Determine which patients are actually going to pay

If your representatives are calling and calling, but not collecting the cash, investing in a propensity to pay tool will enable you to segment the patients most likely to pay from those least likely, effectively answering the question “Who should I call first?”

As part of MediRevv’s outbound calling strategy, patient accounts are segmented into categories using — not credit scores! — eBureau, a platform that aggregates reports from 45 independent databases containing 300 billion records and covering 99% of the U.S adult consumer population. This trough includes data hierarchies for individual, household, and neighborhood information, and a score is assigned from 0 to 999, with the higher number indicating a higher probability of payment. Accounts are segmented into four quadrants based on the eBureau score and the account balance owed:

Tier 1: 60% of patient payments – highest propensity, allow time to pay before spending effort
Tier 2: 20% of patient payments – high propensity, spend the effort to receive payment timely
Tier 3: 15% of patient payments – low propensity, spend the effort to secure payment
Tier 4: 5% of patient payments – lowest propensity, focus messaging on financial assistance

Our demonstrated success has proven that spending the most amount of effort on the middle segment (Tier 2 & Tier 3) will actually move the needle in the right direction.

Set expectations

First, it’s imperative that you set clear expectations for payment early on to move the account toward resolution.

The fact that the balance is owed should not be new information to the patient on the receiving end of an outbound call.

Over 90% of patients who are on the outbound dialing campaign should have already received a statement in the mail.

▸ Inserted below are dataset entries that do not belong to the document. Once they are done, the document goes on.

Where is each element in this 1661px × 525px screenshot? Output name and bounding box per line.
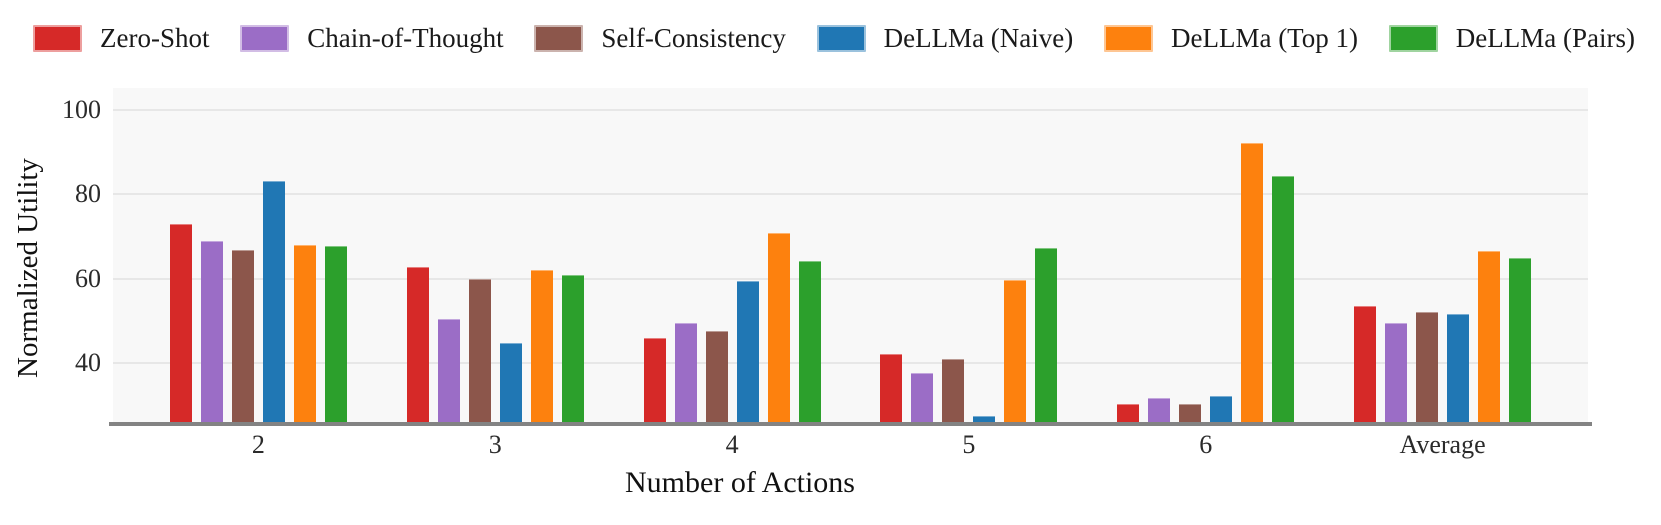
bar [1272, 175, 1295, 424]
legend-swatch-icon [534, 24, 584, 52]
bar [1354, 306, 1377, 424]
bar [880, 354, 903, 424]
legend-label: DeLLMa (Top 1) [1170, 22, 1359, 53]
bar [1509, 257, 1532, 424]
bar [293, 245, 316, 424]
bar [468, 278, 491, 424]
bar [973, 415, 996, 424]
bar [705, 330, 728, 424]
bar [561, 274, 584, 424]
legend-label: Self-Consistency [601, 22, 786, 53]
x-axis-ticks: 2 3 4 5 6 Average [113, 430, 1588, 460]
bar [200, 241, 223, 424]
bar-group-5 [850, 88, 1087, 424]
bar-group-average [1324, 88, 1561, 424]
bar [1148, 398, 1171, 424]
bar [643, 338, 666, 424]
bar [1117, 404, 1140, 424]
plot-area [109, 88, 1592, 426]
legend-swatch-icon [816, 24, 866, 52]
legend-label: DeLLMa (Naive) [883, 22, 1074, 53]
bar [1035, 248, 1058, 424]
legend-item: Zero-Shot [33, 22, 210, 53]
bar [1478, 251, 1501, 424]
x-tick-label: 2 [251, 430, 265, 459]
y-tick-label: 100 [62, 94, 101, 124]
bar [767, 232, 790, 424]
bar [437, 318, 460, 424]
legend-label: Zero-Shot [100, 22, 210, 53]
bar [1210, 396, 1233, 424]
legend-item: DeLLMa (Top 1) [1103, 22, 1359, 53]
gridline [113, 193, 1588, 196]
legend-item: DeLLMa (Pairs) [1388, 22, 1635, 53]
x-tick-label: 3 [488, 430, 502, 459]
x-axis-line [109, 422, 1592, 426]
bar [1385, 322, 1408, 424]
legend: Zero-Shot Chain-of-Thought Self-Consistenc… [33, 14, 1635, 62]
bar-group-6 [1087, 88, 1324, 424]
legend-swatch-icon [240, 24, 290, 52]
gridline [113, 277, 1588, 280]
x-axis-label: Number of Actions [625, 466, 855, 499]
bar [1179, 404, 1202, 424]
bar [1416, 312, 1439, 424]
bar [406, 267, 429, 424]
bar [798, 261, 821, 424]
bar [1241, 143, 1264, 424]
legend-item: DeLLMa (Naive) [816, 22, 1074, 53]
bar [674, 323, 697, 424]
legend-item: Chain-of-Thought [240, 22, 504, 53]
legend-swatch-icon [33, 24, 82, 52]
bar [231, 250, 254, 424]
gridline [113, 108, 1588, 111]
bar [911, 372, 934, 424]
bar [169, 224, 192, 424]
bar [942, 358, 965, 424]
bar-group-4 [614, 88, 851, 424]
bar [736, 280, 759, 424]
x-tick-label: Average [1399, 430, 1486, 459]
x-tick-label: 6 [1199, 430, 1213, 459]
bar-group-3 [377, 88, 614, 424]
y-tick-label: 60 [75, 263, 101, 293]
bar [1447, 314, 1470, 424]
bar [1004, 280, 1027, 424]
bar [324, 245, 347, 424]
legend-item: Self-Consistency [534, 22, 786, 53]
y-axis-ticks: 40 60 80 100 [0, 88, 101, 424]
bar [499, 342, 522, 424]
x-tick-label: 5 [962, 430, 976, 459]
legend-label: Chain-of-Thought [307, 22, 504, 53]
y-tick-label: 80 [75, 179, 101, 209]
x-tick-label: 4 [725, 430, 739, 459]
legend-swatch-icon [1388, 24, 1438, 52]
y-tick-label: 40 [75, 347, 101, 377]
bar-group-2 [140, 88, 377, 424]
legend-swatch-icon [1103, 24, 1153, 52]
bar [530, 269, 553, 424]
gridline [113, 361, 1588, 364]
legend-label: DeLLMa (Pairs) [1455, 22, 1635, 53]
bar [262, 181, 285, 424]
bar-groups [113, 88, 1588, 424]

Around 10% may have an address issue or another reason for not receiving the statement, but a courtesy call is a great opportunity to update demographics for future correspondence and inform patients of their outstanding balance.

Second, clarify whether the patient is able to pay the whole balance, half of the balance or if he or she may need a payment plan in order to resolve the account. The negotiation should always go in that order. If the patient makes it clear that he or she is not in a position to pay, financial assistance options should be offered as a last resort.

Be kind and respectful

The most important “rule” for your representatives is to be compassionate with patients while they ask for questions, ask for a payment, and ultimately collect.

Set your call quality criteria and record all calls. Then measure, reward, and train. At the risk of oversimplifying, having a quality assurance process in place is the only pathway to developing consistency among your patient representatives when it comes to understanding every issue and interacting with each patient in a positive manner.

The Bottom Line

If you’re looking to move the needle on self pay collections, and if you’re expecting — as you should — that such a move will impact your revenue overall, start with an inward look. Your decisions should be based on your data – your call volumes, your patient population, your ability to integrate technology to help with the propensity to pay, your call quality criteria, and so on.

Use your data to develop strategies that will boost patient revenue and drive the entire organization toward improved patient engagement — which isn’t so unattainably “utopian” after all.